Über 20 Jahre alt, aber kein bisschen leise, präsentierte
sich die Formation gleich zu Beginn des Abends mit ihrer leicht
hinterfotzigen "TV holy Selevision" und riss ihre
Fans, die sogar bis aus der Schweiz angereist waren, mit einer
gekonnten Mixtur aus Medleys ihrer alten Hits und kabarettreifen
Einlagen von den nicht vorhandenen Stühlen. "Der
Wein von Mykonos" gehörte dabei an diesem schönen
Sommerabend ebenso auf die musikalische Speisekarte wie "Heiße
Nächte in Palermo", oder die "Drei weißen
Tauben", eine Hommage an die "gnadenlose Verfolgung
der Tierversuchs-Lobby", bei der die Menge begeistert
in das "Gukurukuku" mit einstimmte.
Offensichtlich ein bisschen nachblondiert und unübersehbar
ein paar Jahre älter geworden, hat Conferencier und Leadsänger
Klaus Eberhartinger nichts von seinem Sprachwitz verloren,
mit dem er das verrückt-verrockte Comedy-Kollektiv aus
Graz durch eine Kabarett-Show der Spitzenklasse manövrierte.
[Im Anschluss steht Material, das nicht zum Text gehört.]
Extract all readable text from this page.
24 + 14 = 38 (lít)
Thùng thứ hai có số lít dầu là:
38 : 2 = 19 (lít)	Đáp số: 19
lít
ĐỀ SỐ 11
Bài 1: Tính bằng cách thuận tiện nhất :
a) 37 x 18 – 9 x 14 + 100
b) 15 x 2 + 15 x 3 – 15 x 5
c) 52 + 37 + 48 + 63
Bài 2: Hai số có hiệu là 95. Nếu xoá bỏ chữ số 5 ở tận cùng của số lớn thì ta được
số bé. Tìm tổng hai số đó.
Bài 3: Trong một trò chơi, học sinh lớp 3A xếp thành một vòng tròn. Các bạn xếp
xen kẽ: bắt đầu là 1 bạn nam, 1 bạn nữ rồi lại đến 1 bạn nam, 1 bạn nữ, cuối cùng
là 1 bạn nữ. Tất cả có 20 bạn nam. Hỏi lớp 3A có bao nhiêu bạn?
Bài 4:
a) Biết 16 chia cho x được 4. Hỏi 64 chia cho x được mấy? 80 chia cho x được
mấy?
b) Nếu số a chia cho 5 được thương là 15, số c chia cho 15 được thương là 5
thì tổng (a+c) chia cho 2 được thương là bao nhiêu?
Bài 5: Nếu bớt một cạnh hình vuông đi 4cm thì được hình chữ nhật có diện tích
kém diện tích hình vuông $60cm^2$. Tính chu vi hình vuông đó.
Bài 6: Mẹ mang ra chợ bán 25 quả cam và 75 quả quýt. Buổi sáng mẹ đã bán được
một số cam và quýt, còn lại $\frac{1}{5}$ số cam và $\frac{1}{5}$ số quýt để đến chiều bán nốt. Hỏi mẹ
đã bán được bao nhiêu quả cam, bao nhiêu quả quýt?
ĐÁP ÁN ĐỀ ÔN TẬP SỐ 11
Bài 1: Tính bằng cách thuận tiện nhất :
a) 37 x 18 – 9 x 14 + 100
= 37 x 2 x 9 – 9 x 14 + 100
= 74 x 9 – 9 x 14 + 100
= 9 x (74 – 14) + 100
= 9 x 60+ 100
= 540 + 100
In Windeseile verwandelten sich die Ensemblemitglieder, von
ihm als "Dieter Thomas Schleck" durch den "Schlagerhimmel"
moderiert, in Elton John oder Herbert Grönemeyer, und
persiflierten im "Rock-Sanatorium" den "Ba-Ba-Bandscheibenvorfall",
bevor sie sich wieder "heim, ins Altenheim nach Fürstenfeld"
sehnten.
"Finito Concerto - es ist vorbei" hieß es
erstmals nach einer guten Stunde mit Andrea Bocellis persifliertem
"Time to say goodbye", bevor noch einmal "Ali
Rhabarber und seine 40 Räuber" aus ihrer Höhle
gezerrt wurden und mit "Küß die Hand schöne
Frau" das Ende des Abends nahen sollte.
Weit gefehlt, denn mit riesigem Applaus zögerten die
mindestens 1500 "EAV"-Fans den Abschied von ihren
Stars noch hinaus, die erst nach zwei weiteren Zugaben - darunter
auch der legendäre "Märchenprinz" - zum
Weißbierglas greifen und die Bühne verlassen durften.
Auch wenn sich ein Teil der Besucher über ein "Mehr"
an alten Hits gefreut hätte, war es alles in allem ein
äußert gelungener Abend, der - wie von allen befragten
Gästen zu vernehmen war - "sein Geld wert gewesen
ist". Zufrieden zeigte sich auch Veranstalter Karl Käser,
der am nächsten Tag noch lange mit dem Aufräumen
des Prielhofes beschäftigt war, über den reibungslosen
Ablauf des Abends.
Dass sie voll hinter ihrem Motto "In Blues We Trust"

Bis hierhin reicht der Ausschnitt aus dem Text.